Nicht von ungefähr haben ältere Kadaver eine abstoßende Wirkung auf viele Tiere, glauben amerikanische Ökologen. Ihre Experimente belegen, dass auf dem Aas wachsende Bakterien für diesen Effekt verantwortlich sind. Möglicherweise halten die Mikroben so unerwünschte Mitesser auf Abstand.

Foto: Steinkrabbe, von einem Menschen hochgehalten, streckt ihre Scheren der Kamera entgegen und erreicht dabei eine Spannweite von etwa einer Unterarmlänge

Steinkrabben lassen sich von Mikroben den Appetit verderben. Foto: Georgia Tech Image Courtesy of John Parker

Klassischerweise würden Bakterien in Ökosystemen die Rolle von Zersetzern, Krankheitserregern oder mehr oder weniger geliebten Mitbewohnern zugeschrieben, schreiben Mark Hay vom Georgia Institute of Technology und seine Kollegen im Fachblatt „Ecology“. Sie könnten jedoch auch als klassische Konsumenten fungieren, die mit Tieren um Ressourcen wie Aas, Früchte oder Samen konkurrierten.

Inspiriert durch eine dreißig Jahre alte Vermutung, führten die Forscher ihre Experimente in den Salzmarschen an der Ostküste der Vereinigten Staaten durch. Dort beköderten sie Käfige mit Heringen, die frisch aufgetaut worden waren oder einige Tage in warmem Wasser gelegen hatten. Erwartungsgemäß gingen 160 Prozent mehr Steinkrabben und andere Tiere in die Fallen mit frischen Ködern.
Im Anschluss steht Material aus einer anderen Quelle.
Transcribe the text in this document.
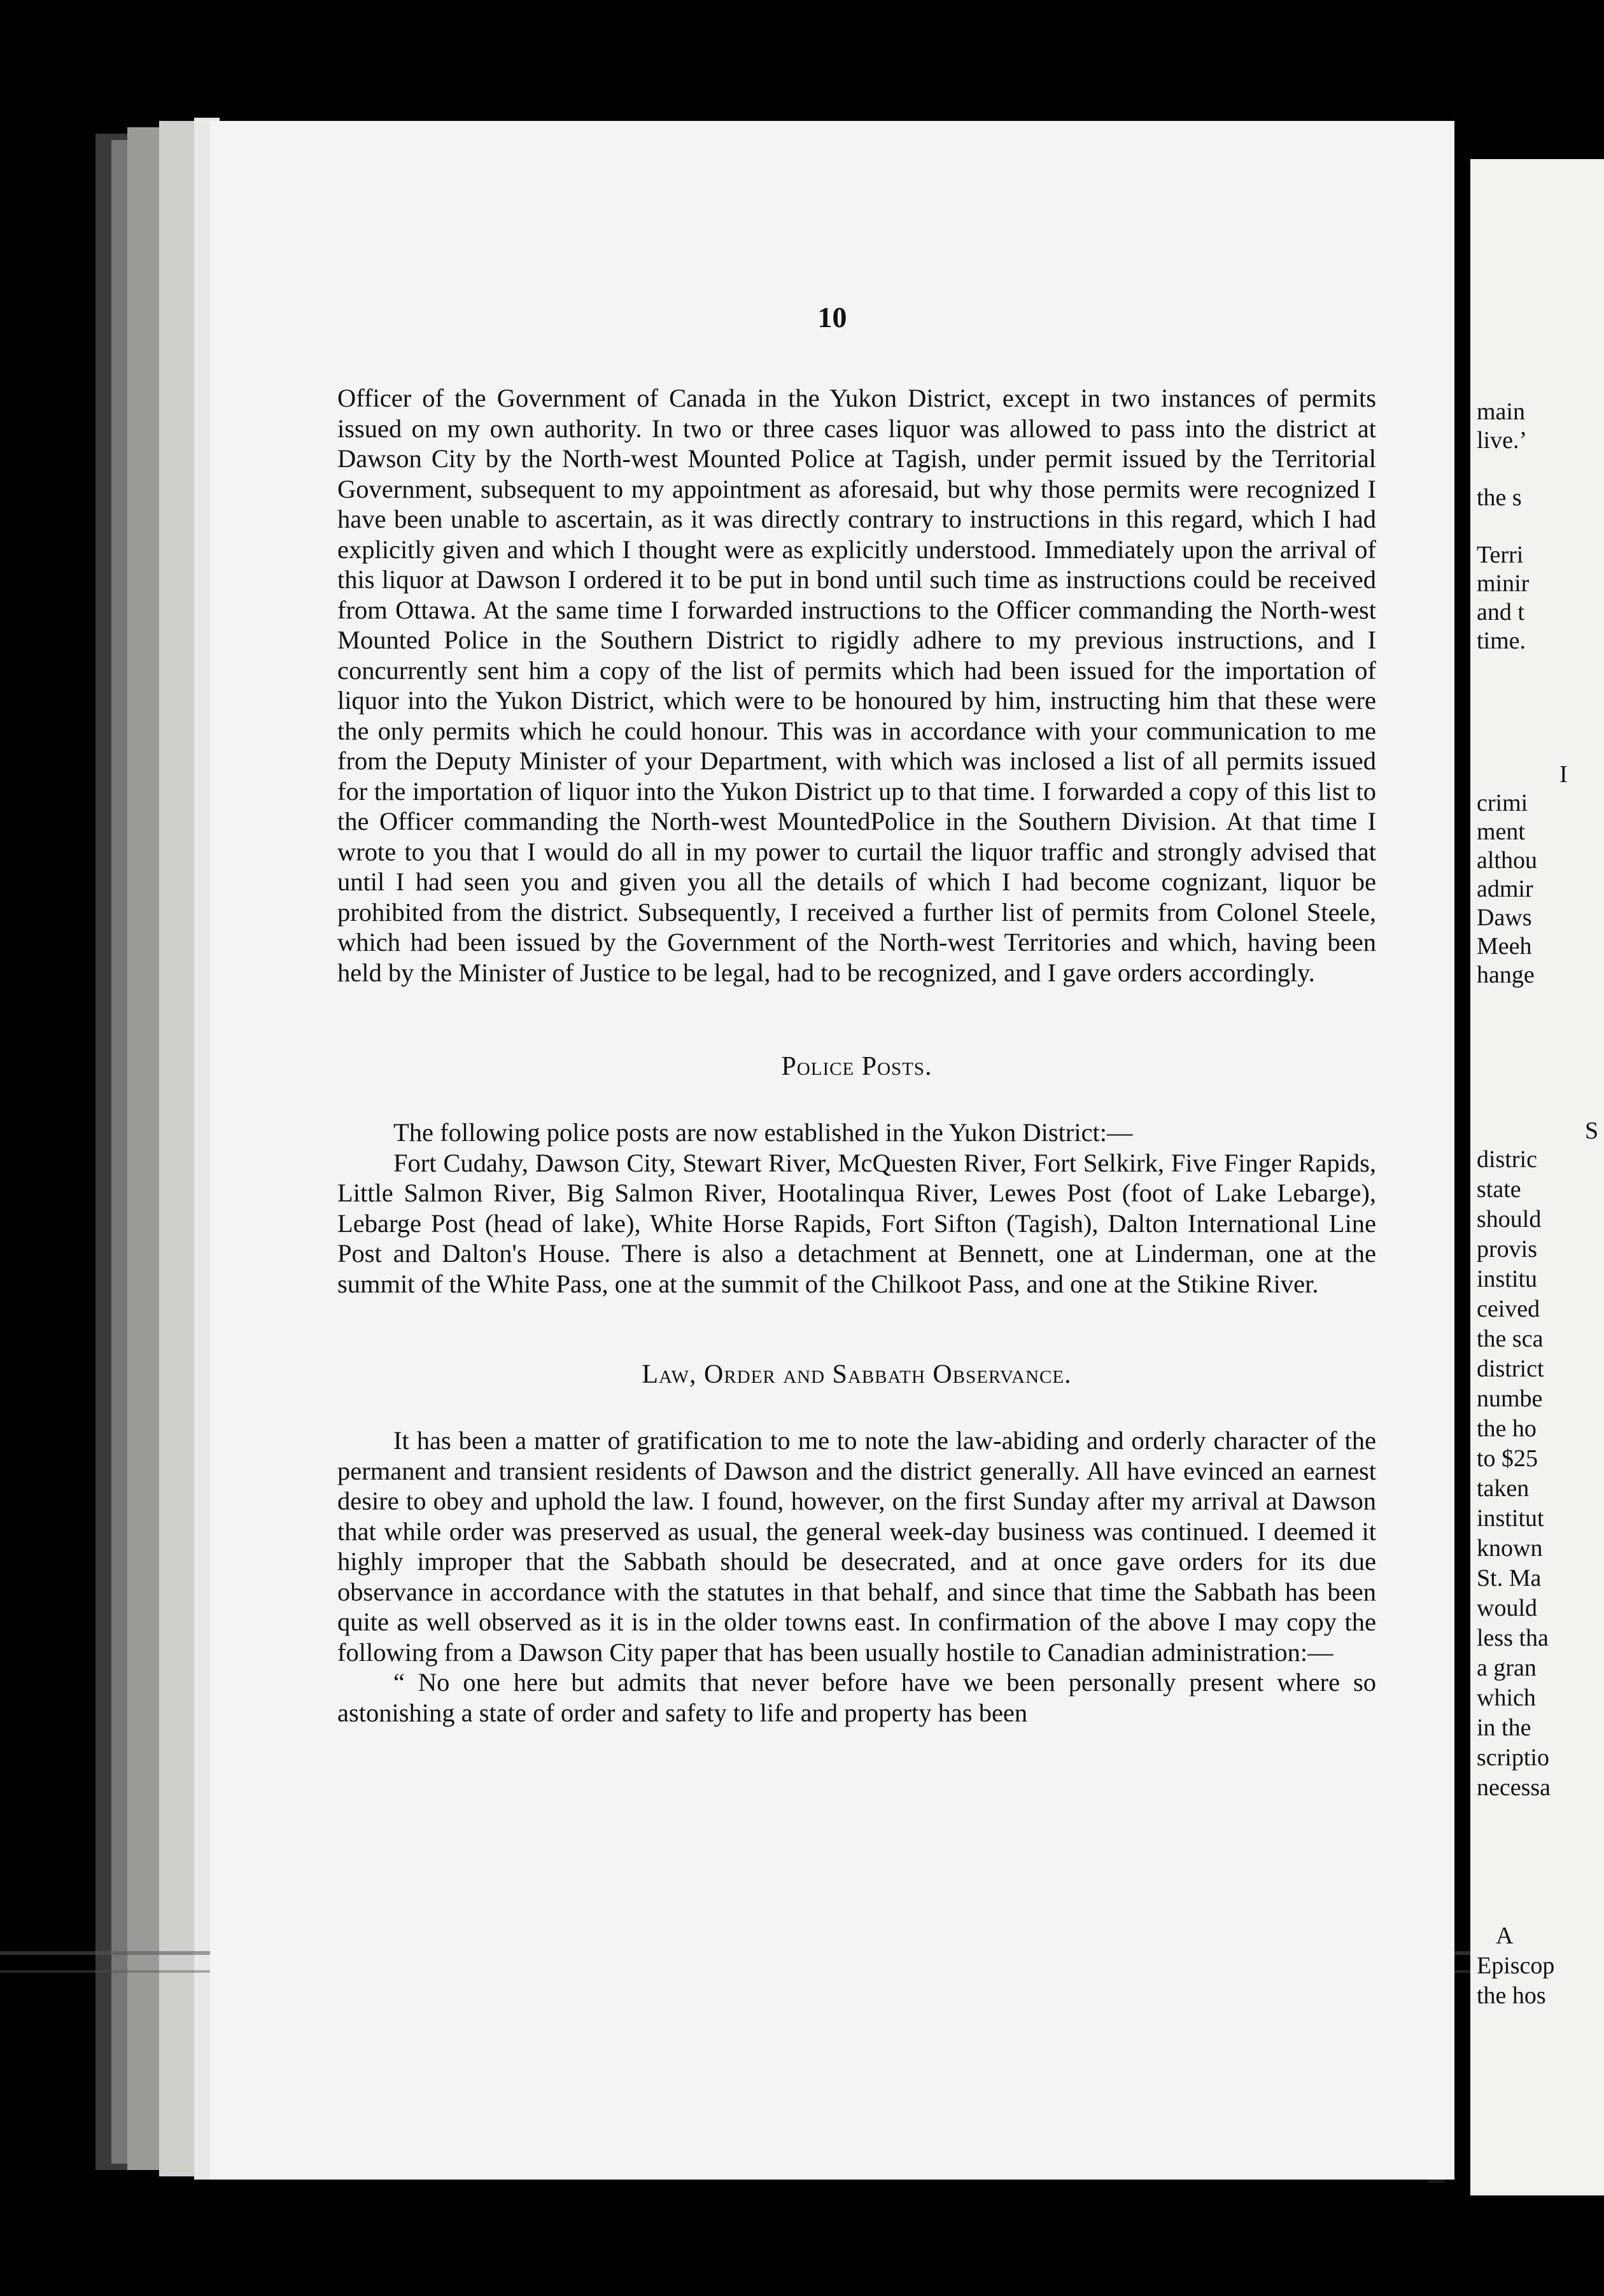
10

Officer of the Government of Canada in the Yukon District, except in two instances of permits issued on my own authority. In two or three cases liquor was allowed to pass into the district at Dawson City by the North-west Mounted Police at Tagish, under permit issued by the Territorial Government, subsequent to my appointment as aforesaid, but why those permits were recognized I have been unable to ascertain, as it was directly contrary to instructions in this regard, which I had explicitly given and which I thought were as explicitly understood. Immediately upon the arrival of this liquor at Dawson I ordered it to be put in bond until such time as instructions could be received from Ottawa. At the same time I forwarded instructions to the Officer commanding the North-west Mounted Police in the Southern District to rigidly adhere to my previous instructions, and I concurrently sent him a copy of the list of permits which had been issued for the importation of liquor into the Yukon District, which were to be honoured by him, instructing him that these were the only permits which he could honour. This was in accordance with your communication to me from the Deputy Minister of your Department, with which was inclosed a list of all permits issued for the importation of liquor into the Yukon District up to that time. I forwarded a copy of this list to the Officer commanding the North-west MountedPolice in the Southern Division. At that time I wrote to you that I would do all in my power to curtail the liquor traffic and strongly advised that until I had seen you and given you all the details of which I had become cognizant, liquor be prohibited from the district. Subsequently, I received a further list of permits from Colonel Steele, which had been issued by the Government of the North-west Territories and which, having been held by the Minister of Justice to be legal, had to be recognized, and I gave orders accordingly.

Police Posts.

The following police posts are now established in the Yukon District:—

Fort Cudahy, Dawson City, Stewart River, McQuesten River, Fort Selkirk, Five Finger Rapids, Little Salmon River, Big Salmon River, Hootalinqua River, Lewes Post (foot of Lake Lebarge), Lebarge Post (head of lake), White Horse Rapids, Fort Sifton (Tagish), Dalton International Line Post and Dalton's House. There is also a detachment at Bennett, one at Linderman, one at the summit of the White Pass, one at the summit of the Chilkoot Pass, and one at the Stikine River.

Law, Order and Sabbath Observance.

It has been a matter of gratification to me to note the law-abiding and orderly character of the permanent and transient residents of Dawson and the district generally. All have evinced an earnest desire to obey and uphold the law. I found, however, on the first Sunday after my arrival at Dawson that while order was preserved as usual, the general week-day business was continued. I deemed it highly improper that the Sabbath should be desecrated, and at once gave orders for its due observance in accordance with the statutes in that behalf, and since that time the Sabbath has been quite as well observed as it is in the older towns east. In confirmation of the above I may copy the following from a Dawson City paper that has been usually hostile to Canadian administration:—

“ No one here but admits that never before have we been personally present where so astonishing a state of order and safety to life and property has been

main
live.’
the s
Terri
minir
and t
time.
I
crimi
ment
althou
admir
Daws
Meeh
hange
S
distric
state
should
provis
institu
ceived
the sca
district
numbe
the ho
to $25
taken
institut
known
St. Ma
would
less tha
a gran
which
in the
scriptio
necessa
A
Episcop
the hos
Eine ähnlich ausgeprägte Präferenz legten die Krebse an den Tag, wenn ihnen die Köderhappen direkt vor die Scheren gegeben wurden.

Keinen Unterschied machten sie dagegen, wenn die Heringe in mit Antibiotika versetztem Wasser gelegen hatten. Die Krebse fraßen derart durchweichten Fisch ebenso gerne wie frisch aufgetauten, berichten Hay und Kollegen. Offenbar erkläre sich die geringe Attraktivität älterer Kadaver also nicht etwa durch den Verlust von Aromastoffen, sondern durch das Wirken der Bakterien. Derzeit arbeiten die Forscher daran, die von den Mikroben produzierten „Schreckstoffe“ zu identifizieren.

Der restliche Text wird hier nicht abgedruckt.